The Bonnie House of Airlie is a traditional Scottish folk song of the seventeenth century, telling the tale of the raid by Archibald Campbell, Earl of Argyll, on Airlie Castle, the home of James Ogilvy, Earl of Airlie, in the summer of 1640. A broadsheet version first appeared in 1790 and it received formal publication as number 199 in Francis Child's collection The English and Scottish Popular Ballads of 1882.

==History==
Although there had been traditional enmity between the Campbells and Ogilvys since at least the sixteenth century, their private feud intensified in 1638, when the two clans joined opposite sides in the National Covenant rebellion: Ogilvy supported the king, Charles I, and Campbell the rebels. When James Ogilvy raised a regiment of several hundred men and marched south to the king's aid, Archibald, claiming to act on behalf of the anti-royalist alliance, seized and destroyed the castle of Airlie and, according to some accounts, brutally raped James Ogilvy's wife. Ogilvy's wife is inaccurately referred to as Margaret in certain versions of the song. In reality, James Ogilvy married Lady Isabel Hamilton.

==The texts==
Child, collecting in the 1870s, found four broadly similar versions. These all describe how the castle was destroyed by fire after Lady Ogilvy refused to reveal the whereabouts of the family treasure.
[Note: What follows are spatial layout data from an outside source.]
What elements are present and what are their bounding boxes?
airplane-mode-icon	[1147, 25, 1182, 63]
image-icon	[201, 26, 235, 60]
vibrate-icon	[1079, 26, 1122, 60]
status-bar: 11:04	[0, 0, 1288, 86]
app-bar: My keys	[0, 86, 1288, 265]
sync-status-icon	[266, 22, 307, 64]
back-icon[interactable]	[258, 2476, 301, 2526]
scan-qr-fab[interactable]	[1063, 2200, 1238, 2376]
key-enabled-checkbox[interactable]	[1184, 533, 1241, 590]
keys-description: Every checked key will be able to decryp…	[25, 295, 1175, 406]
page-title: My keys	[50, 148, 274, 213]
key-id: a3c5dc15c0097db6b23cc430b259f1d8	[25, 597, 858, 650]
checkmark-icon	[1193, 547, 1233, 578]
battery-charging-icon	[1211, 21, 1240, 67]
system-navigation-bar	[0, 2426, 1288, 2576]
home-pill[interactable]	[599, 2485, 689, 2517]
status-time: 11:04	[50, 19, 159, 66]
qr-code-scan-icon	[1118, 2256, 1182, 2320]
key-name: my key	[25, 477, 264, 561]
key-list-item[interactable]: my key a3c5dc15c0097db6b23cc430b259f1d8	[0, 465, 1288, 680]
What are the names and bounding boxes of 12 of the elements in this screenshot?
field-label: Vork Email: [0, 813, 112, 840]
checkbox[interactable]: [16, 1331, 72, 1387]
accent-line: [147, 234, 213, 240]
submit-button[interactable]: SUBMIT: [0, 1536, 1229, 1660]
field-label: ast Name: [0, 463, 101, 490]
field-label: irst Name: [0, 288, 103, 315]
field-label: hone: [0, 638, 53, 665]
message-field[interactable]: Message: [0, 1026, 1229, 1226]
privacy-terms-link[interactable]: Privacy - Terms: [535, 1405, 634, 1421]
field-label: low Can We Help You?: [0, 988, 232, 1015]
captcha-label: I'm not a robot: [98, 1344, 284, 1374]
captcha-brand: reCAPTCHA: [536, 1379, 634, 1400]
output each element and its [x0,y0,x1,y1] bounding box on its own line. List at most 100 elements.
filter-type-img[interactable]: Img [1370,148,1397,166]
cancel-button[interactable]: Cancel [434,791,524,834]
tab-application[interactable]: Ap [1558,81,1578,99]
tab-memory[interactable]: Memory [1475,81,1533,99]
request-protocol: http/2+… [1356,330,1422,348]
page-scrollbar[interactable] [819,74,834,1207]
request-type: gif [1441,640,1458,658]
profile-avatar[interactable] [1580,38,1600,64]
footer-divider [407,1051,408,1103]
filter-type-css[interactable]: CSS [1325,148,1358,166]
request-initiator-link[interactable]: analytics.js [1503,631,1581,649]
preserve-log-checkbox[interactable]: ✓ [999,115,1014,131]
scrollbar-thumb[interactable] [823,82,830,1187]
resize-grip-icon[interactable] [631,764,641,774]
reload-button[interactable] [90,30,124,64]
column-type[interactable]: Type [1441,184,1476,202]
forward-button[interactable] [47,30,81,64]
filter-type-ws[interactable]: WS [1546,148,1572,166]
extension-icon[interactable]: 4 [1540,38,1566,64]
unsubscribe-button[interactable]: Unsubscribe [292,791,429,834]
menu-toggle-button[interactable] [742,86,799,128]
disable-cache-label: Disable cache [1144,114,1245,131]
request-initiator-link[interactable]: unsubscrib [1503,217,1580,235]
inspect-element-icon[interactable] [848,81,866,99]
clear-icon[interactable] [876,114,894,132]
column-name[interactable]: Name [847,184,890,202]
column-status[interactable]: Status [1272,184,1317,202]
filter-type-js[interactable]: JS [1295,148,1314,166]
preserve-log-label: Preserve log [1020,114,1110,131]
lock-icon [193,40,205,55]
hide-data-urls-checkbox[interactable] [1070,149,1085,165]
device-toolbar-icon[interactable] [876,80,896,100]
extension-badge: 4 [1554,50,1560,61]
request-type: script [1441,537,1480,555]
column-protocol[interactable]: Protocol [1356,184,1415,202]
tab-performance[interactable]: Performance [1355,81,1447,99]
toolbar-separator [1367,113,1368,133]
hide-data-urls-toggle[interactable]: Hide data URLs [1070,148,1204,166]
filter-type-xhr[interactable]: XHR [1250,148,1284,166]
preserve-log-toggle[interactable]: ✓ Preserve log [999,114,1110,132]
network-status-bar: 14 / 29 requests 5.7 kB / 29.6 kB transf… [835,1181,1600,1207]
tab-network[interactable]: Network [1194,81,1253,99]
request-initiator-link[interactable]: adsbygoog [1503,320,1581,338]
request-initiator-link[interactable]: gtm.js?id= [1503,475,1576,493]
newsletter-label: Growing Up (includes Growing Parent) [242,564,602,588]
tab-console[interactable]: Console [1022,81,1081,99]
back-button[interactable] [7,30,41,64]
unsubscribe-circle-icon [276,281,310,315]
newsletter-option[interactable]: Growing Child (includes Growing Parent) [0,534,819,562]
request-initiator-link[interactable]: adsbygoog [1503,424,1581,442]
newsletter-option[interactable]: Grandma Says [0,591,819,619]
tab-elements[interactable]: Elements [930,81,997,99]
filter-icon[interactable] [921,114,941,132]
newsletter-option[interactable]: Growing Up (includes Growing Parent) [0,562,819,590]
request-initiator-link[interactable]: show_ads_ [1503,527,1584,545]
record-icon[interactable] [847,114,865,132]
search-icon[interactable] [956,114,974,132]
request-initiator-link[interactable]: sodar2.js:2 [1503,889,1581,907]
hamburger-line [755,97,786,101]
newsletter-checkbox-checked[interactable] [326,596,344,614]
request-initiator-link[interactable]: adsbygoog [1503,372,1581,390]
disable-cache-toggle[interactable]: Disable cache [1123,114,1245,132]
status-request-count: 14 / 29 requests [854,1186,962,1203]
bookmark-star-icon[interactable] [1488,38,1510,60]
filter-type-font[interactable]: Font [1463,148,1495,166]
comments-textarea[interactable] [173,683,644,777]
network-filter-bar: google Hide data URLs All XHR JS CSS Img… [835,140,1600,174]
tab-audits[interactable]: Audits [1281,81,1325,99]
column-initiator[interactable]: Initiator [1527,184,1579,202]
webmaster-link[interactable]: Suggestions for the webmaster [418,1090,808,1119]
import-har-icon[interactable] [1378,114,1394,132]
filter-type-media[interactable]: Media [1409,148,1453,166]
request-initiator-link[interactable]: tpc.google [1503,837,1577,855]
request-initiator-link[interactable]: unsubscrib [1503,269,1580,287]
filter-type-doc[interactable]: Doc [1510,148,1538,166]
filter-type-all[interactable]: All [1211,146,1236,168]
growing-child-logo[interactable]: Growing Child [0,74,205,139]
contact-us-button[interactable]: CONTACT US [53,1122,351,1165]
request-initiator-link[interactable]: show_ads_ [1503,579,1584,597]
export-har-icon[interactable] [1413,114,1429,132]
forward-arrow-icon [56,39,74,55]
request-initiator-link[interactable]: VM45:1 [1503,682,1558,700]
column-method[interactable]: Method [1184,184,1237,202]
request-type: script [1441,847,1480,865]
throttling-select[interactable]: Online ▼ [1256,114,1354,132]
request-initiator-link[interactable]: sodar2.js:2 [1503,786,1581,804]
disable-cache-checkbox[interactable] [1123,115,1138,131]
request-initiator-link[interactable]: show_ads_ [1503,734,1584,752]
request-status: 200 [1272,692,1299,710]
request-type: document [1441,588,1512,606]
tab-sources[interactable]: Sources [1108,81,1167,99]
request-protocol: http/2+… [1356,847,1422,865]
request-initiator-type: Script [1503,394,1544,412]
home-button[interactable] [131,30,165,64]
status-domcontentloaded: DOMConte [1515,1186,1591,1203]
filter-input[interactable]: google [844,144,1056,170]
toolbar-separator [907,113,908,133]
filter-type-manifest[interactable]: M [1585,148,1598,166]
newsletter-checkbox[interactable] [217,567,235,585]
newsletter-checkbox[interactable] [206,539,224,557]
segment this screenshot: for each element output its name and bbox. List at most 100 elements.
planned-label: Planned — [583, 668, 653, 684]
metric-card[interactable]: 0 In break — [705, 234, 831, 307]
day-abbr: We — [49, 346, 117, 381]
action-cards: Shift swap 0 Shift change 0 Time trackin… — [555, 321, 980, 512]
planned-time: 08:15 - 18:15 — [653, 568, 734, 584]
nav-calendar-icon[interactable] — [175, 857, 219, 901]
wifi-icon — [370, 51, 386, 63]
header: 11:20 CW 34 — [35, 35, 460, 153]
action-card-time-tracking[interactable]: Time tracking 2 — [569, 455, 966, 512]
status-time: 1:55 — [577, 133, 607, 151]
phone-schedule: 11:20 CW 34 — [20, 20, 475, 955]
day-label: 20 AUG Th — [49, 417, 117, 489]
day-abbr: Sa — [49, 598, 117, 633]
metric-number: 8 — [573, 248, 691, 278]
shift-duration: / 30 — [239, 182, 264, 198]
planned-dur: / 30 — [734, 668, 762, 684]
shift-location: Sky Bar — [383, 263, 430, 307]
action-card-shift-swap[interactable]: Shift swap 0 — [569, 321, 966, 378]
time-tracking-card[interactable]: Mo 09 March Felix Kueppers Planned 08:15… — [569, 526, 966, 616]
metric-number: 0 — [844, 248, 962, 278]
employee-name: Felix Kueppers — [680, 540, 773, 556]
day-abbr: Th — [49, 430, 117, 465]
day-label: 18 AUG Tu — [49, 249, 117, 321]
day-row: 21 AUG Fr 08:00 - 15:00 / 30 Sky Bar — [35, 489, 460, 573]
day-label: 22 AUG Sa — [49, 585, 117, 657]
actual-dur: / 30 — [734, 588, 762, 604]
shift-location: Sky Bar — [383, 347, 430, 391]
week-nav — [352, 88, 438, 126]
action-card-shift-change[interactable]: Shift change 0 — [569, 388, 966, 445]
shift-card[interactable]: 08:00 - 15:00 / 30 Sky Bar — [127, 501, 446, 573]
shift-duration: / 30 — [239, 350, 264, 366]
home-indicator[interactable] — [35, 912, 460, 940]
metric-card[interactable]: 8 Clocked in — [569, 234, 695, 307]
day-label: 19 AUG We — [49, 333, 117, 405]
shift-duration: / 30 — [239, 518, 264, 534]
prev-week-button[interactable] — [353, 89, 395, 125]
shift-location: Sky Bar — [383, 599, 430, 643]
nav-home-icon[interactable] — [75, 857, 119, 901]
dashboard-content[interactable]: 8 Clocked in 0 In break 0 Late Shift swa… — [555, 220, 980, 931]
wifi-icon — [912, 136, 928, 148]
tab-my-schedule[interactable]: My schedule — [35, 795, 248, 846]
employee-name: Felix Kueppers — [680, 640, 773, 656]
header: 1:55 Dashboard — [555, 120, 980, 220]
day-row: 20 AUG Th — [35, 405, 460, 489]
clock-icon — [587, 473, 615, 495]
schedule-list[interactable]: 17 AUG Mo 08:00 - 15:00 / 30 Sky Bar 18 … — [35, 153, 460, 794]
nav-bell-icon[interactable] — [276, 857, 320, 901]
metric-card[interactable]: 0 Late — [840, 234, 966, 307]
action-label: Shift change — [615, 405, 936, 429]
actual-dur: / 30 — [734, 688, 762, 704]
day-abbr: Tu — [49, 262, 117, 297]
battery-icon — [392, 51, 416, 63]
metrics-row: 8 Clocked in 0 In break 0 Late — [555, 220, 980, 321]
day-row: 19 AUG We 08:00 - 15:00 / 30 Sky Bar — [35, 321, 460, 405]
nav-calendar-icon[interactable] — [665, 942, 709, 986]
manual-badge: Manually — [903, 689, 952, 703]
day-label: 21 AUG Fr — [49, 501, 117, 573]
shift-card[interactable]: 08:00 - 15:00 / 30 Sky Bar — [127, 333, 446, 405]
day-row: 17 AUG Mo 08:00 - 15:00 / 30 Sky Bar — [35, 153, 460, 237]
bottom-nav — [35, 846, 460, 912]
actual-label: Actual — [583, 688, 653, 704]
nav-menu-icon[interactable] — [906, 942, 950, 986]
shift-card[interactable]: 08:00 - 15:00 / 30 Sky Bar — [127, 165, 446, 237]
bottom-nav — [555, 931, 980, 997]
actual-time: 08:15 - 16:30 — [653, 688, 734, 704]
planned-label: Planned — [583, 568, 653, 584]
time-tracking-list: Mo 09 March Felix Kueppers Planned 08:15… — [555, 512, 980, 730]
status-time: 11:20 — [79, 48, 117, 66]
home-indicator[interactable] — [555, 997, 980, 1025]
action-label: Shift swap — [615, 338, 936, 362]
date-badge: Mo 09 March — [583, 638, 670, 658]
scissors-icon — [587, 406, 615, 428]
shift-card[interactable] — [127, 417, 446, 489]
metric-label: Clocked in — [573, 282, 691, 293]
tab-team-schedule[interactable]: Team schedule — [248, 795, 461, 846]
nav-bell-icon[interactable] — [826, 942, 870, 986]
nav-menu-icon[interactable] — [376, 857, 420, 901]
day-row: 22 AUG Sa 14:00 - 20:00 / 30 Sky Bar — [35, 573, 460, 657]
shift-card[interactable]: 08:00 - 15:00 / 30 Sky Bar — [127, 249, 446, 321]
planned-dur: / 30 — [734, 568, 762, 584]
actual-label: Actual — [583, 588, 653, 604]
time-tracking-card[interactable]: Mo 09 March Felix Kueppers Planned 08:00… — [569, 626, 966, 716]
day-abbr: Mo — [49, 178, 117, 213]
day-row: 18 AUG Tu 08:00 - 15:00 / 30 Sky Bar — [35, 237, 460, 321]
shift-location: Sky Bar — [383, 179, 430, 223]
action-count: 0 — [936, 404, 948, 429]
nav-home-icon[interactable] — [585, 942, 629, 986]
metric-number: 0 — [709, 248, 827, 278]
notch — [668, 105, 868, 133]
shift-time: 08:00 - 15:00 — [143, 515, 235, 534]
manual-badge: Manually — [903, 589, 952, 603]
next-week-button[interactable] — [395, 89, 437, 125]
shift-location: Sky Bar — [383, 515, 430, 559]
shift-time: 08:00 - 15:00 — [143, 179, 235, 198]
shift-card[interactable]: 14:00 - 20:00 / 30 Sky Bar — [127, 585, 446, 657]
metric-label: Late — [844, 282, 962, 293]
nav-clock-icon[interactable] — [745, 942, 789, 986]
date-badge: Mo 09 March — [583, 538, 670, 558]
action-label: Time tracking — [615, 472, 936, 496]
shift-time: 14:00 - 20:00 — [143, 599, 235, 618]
However other versions continued in oral circulation and the one reproduced here, with its bleak penultimate verse, was collected on 27 June 1955 in Fetterangus by Hamish Henderson and Peter Kennedy from Lucy Stewart:

It fell on a day, a bonny summer day,
When the corn was ripe and yellow,
That there fell oot a great dispute
Between Argyle aye and Airlie.

Lady Margaret looked o’er yon high castle wall,
And O but she sighed sairly.
She saw Argyle and a his men
Come to plunder the bonny hoose o Airlie.

"Come doun, come doun Lady Margaret," he said.
"Come doun and kiss me fairly
Or gin the morning's clear daylight
I willna leave a standing stane in Airlie."

"I’ll no come doun, ye false Argyll,
Nor will I kiss thee fairly.
I wouldnae kiss the false Argyle
Though you wouldna leave a standin stane in Airlie."

"For if my gude lord had been at hame,
As he's awa wi Chairlie,
There wouldnae come a Campbell frae Argyle
Dare trod upon the bonny green o Airlie."

"For I hae bore him seven bonny sons,
The eighth yin has never seen his daddy
But if I had as mony ower again
They would all be men for Chairlie."

But poor Lady Margaret was forced to come doun
And oh but she sighed sairly
For there in front o all his men
She was ravished on the bowlin green o Airlie.

"Draw your dirks, draw your dirks," cried the brave Locheil.
"Unsheath your sword," cried Chairlie,
"We’ll kindle sic a lowe roond the false Argyle,
And licht it wi a spark oot o Airlie."

Given the numerous references to "Chairlie" and the allusion to Locheil, the song has inevitably taken on additional layers of meaning, being incorrectly understood to refer to Charles Edward Stuart and Archibald Cameron of Lochiel in the 1745 rebellion, long after the events at Airlie.

==Versions==
Alan Lomax included the song in his Classic Ballads of Britain and Ireland of 1961. It was sung by Belle Stewart, who learned the song from her 91-year-old uncle Henry MacDonald, and recorded by Peter Kennedy. Later recordings, using different tunes, have been made by Ewan MacColl and Kate Rusby.

Different versions of the song were collected in Scotland, Canada, and the US.